Given that it wasn’t feasible to shut them down completely, he agreed wholeheartedly with Aivah’s ploys to manipulate the information available to them. Dummy encampments, wooden cannon, false shipping orders, covered “ammunition barges” loaded with rock ballast, and infantry regiments which marched west in the morning, then circled around to their starting points to march past again the next day, all helped to convince Kaitswyrth and Wyrshym that the forces facing them in Westmarch and the Sylmahn Gap were being heavily reinforced when, in fact, the reverse was true.

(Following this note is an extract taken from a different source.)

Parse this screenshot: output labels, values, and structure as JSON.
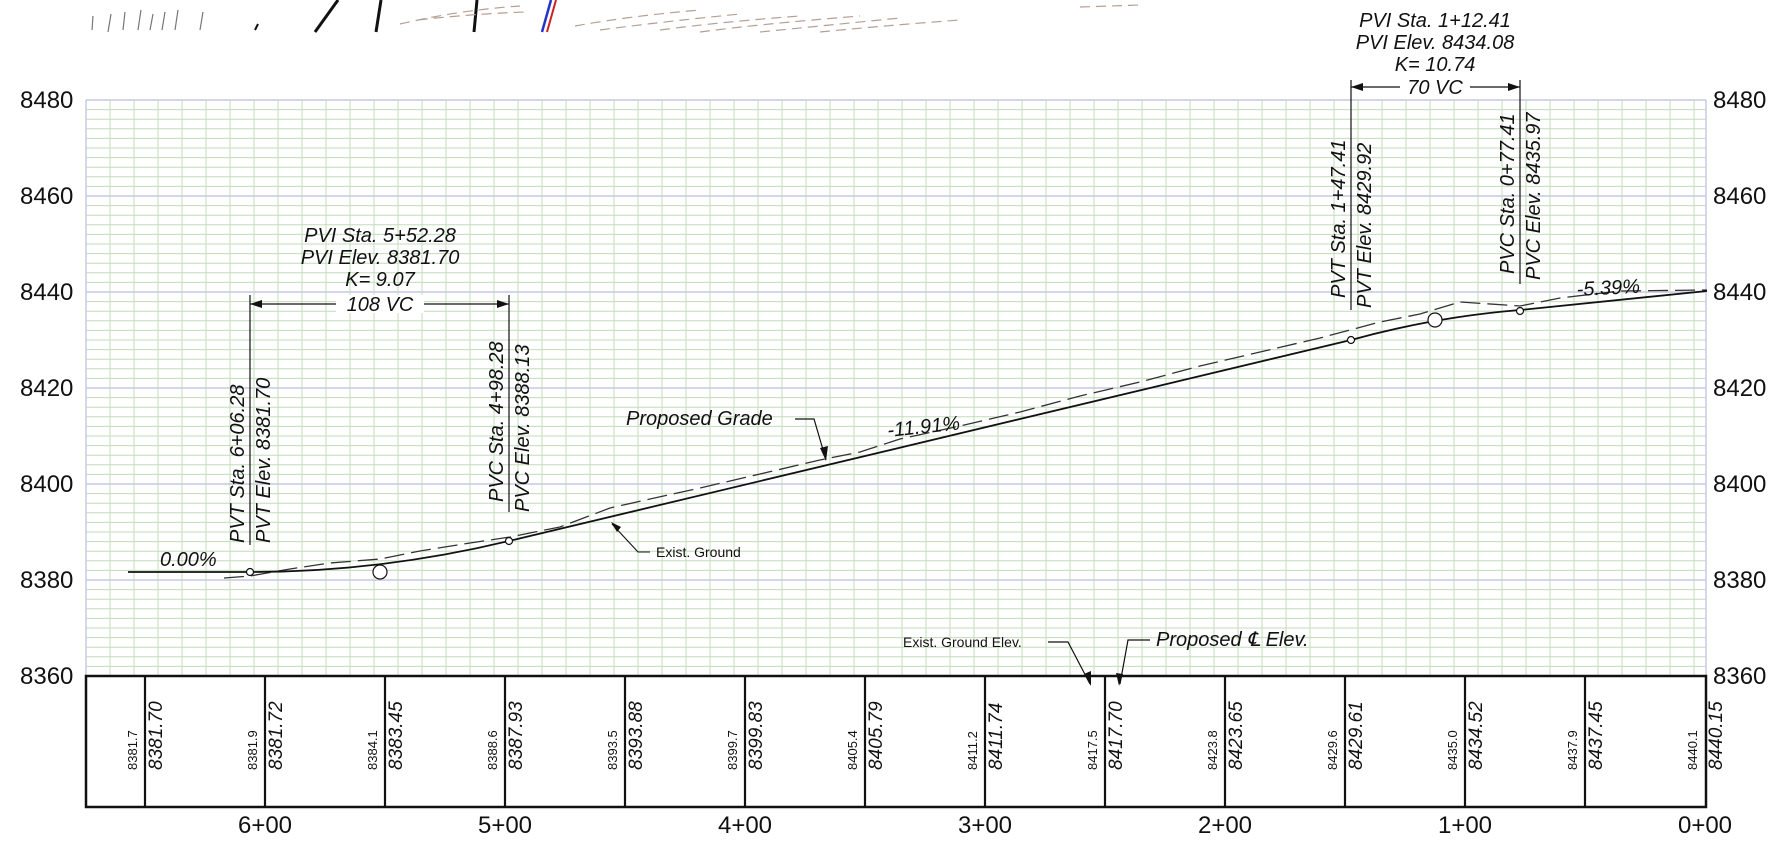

Meanwhile, she and Parkair had established a tight security cordon around the major encampment on East Point on the far side of Unity Strait—the channel connecting Bedard Bay to North Bedard Bay—from the city. Anything they really wanted to keep out of the Temple Loyalist spies’ sight was normally tucked away at East Point, and the Charisian 4th Infantry Brigade could easily be shifted there as part of the capital’s garrison.
“You’re thinking about lightering them back out aboard ship from East Point in the middle of the night, aren’t you?”
“That’s exactly what I’m thinking, Seijin Merlin.” She smiled. “And I’m also thinking it would be very helpful if Brigadier Mathysyn could leave a few of his men behind. Just enough to be visible here in the city in their uniforms on a semi-regular basis, you understand.”
“I’ve always admired a cunning mind, Madam Pahrsahn,” Symkyn said with an answering smile. “And there’s always a few sick or injured in a force this size. I imagine the Brigadier and I shouldn’t find it so very difficul
t to come up with a score or so of warm bodies.” His smile grew a bit broader. “For that matter, we’ve quite a few spare uniforms, and they do say it’s the clothes as make the man, don’t they?”
“I do believe I’ve heard that, General,” she agreed, and raised her glass to him.
Merlin joined the chuckle that answered the exchange. He doubted Aivah’s subterfuge would hold up indefinitely, but it was likely to work long enough to at least thoroughly confuse anyone on the other side.
He turned his head to gaze at the huge map hanging on one of the conference chamber’s walls. The flag-headed pins showed the latest information on all of their own forces and most of the enemy’s. At the moment, there was one very large Charisian flag stuck into the dot representing Siddar City, but that was going to be changing.
The first echelon of the Expeditionary Force had consisted of the 1st Infantry Division and half of the 2nd Infantry Division, which had been split into two reinforced brigades under Eastshare and Green Valley. Symkyn’s second echelon was considerably larger—three more infantry brigades (the rest of the 2nd Division and the entire 3rd Division) plus the 1st, 2nd, and 3rd Mounted Brigades—plus the remainder of the entire Expeditionary Force’s artillery, engineering, and medical trains.